Viuda - Habla más duro, mi’jo, que yo estoy sorda y no me entero de nada.

Jesús - No, qué va, usted no es la sorda, abuela. Los sordos somos nosotros que no queremos oír el grito de tantos que se mueren de hambre mientras la casa de Dios tiene las arcas llenas.

Sacerdote - ¡Vamos, vamos, no se demoren, que hay muchos esperando! ¡Bendito sea Dios que siempre encuentra almas generosas para sostener el culto y el esplendor de su santuario!

Y la viuda acabó encontrando sus dos moneditas de cobre y las echó en el Tesoro del Templo. Después, se alejó por la calle de los tejedores, despacio, hacia la casucha destartalada donde vivía, allá en el barrio de Ofel.

Marcos 12,41-44; Lucas 21,1-4.

1. En tiempos de Jesús, Jerusalén era un centro de mendicidad. Como se consideraba especialmente grato a Dios dar limosna en Jerusalén, esto fomentaba aún más el número de mendigos. Los limosneros se concentraban especialmente cerca del Templo, donde muchos de ellos no podían entrar si padecían alguna de las enfermedades que se consideraban impedimento para estar en presencia de Dios: leprosos, tullidos, enfermos mentales.

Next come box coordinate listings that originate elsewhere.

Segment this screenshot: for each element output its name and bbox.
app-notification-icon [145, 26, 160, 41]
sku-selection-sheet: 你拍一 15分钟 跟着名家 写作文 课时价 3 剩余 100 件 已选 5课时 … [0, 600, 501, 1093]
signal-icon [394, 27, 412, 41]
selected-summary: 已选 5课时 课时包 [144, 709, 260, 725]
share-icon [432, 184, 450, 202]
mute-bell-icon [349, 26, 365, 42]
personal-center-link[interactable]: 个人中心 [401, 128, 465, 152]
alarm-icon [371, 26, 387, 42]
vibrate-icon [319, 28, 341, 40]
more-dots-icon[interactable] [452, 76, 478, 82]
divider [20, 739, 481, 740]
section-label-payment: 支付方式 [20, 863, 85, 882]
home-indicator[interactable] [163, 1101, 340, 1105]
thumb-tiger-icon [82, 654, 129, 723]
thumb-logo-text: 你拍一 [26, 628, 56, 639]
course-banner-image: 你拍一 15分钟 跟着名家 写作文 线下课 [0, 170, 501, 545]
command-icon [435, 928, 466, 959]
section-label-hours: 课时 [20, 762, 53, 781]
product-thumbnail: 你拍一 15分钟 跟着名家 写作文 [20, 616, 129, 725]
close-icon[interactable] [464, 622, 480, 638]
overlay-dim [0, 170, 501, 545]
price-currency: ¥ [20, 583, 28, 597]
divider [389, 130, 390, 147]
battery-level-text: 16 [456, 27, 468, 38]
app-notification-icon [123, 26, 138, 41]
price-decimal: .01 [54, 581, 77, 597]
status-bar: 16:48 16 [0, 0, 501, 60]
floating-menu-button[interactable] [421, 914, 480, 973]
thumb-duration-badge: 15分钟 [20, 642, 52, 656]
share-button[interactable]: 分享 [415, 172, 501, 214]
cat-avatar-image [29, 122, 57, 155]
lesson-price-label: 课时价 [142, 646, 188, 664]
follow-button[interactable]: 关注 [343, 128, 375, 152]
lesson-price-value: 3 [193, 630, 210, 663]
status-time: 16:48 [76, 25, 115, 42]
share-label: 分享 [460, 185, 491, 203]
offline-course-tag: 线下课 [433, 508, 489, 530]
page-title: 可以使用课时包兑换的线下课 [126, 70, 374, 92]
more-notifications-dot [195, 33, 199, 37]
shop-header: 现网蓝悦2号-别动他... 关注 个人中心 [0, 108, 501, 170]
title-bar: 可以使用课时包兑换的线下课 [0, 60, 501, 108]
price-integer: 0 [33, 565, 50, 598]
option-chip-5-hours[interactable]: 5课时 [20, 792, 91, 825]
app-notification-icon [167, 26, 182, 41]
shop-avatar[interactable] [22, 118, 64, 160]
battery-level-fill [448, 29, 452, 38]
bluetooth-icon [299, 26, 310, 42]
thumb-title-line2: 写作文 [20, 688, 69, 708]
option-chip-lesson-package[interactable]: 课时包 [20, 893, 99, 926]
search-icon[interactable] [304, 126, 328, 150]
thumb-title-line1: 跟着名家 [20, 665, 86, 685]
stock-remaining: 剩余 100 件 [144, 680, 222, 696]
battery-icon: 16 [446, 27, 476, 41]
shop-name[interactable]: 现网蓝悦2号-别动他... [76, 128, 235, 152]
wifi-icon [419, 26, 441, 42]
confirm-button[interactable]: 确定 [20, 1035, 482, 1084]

2. En el Templo de Jerusalén, junto al atrio de las mujeres, estaba el llamado Tesoro del Templo, en el que los israelitas entregaban ofrendas para el culto. En la fachada exterior del atrio había trece alcancías de madera en forma de trompetas, para recoger las ofrendas obligatorias y las voluntarias. Entre las obligatorias estaba el diezmo que pagaba anualmente al Templo todo israelita varón mayor de 20 años. En tiempos de Jesús eran dos dracmas o dos denarios, equivalentes al jornal de dos días. Había otros dineros también obligatorios que debían ofrendarse para el culto: para incienso, oro, plata, tórtolas. Las limosnas voluntarias eran de muy diversa clase: por expiación de una falta, por purificaciones. En las fiestas había mayores aglomeraciones en el Tesoro, pues gentes de todo el país acudían a cumplir su deber religioso de sostener el culto.

El Tesoro del Templo tuvo siempre fama de lujoso y opulento. Los poderosos del país dejaban allí riquezas de valor incalculable en objetos preciosos y también en dinero. El Tesoro hacía también para ellos las funciones de un banco. Muchas familias depositaban allí sus bienes, sobre todo las de la aristocracia y las de los sacerdotes. Esto hacía del Templo la institución financiera más importante del país.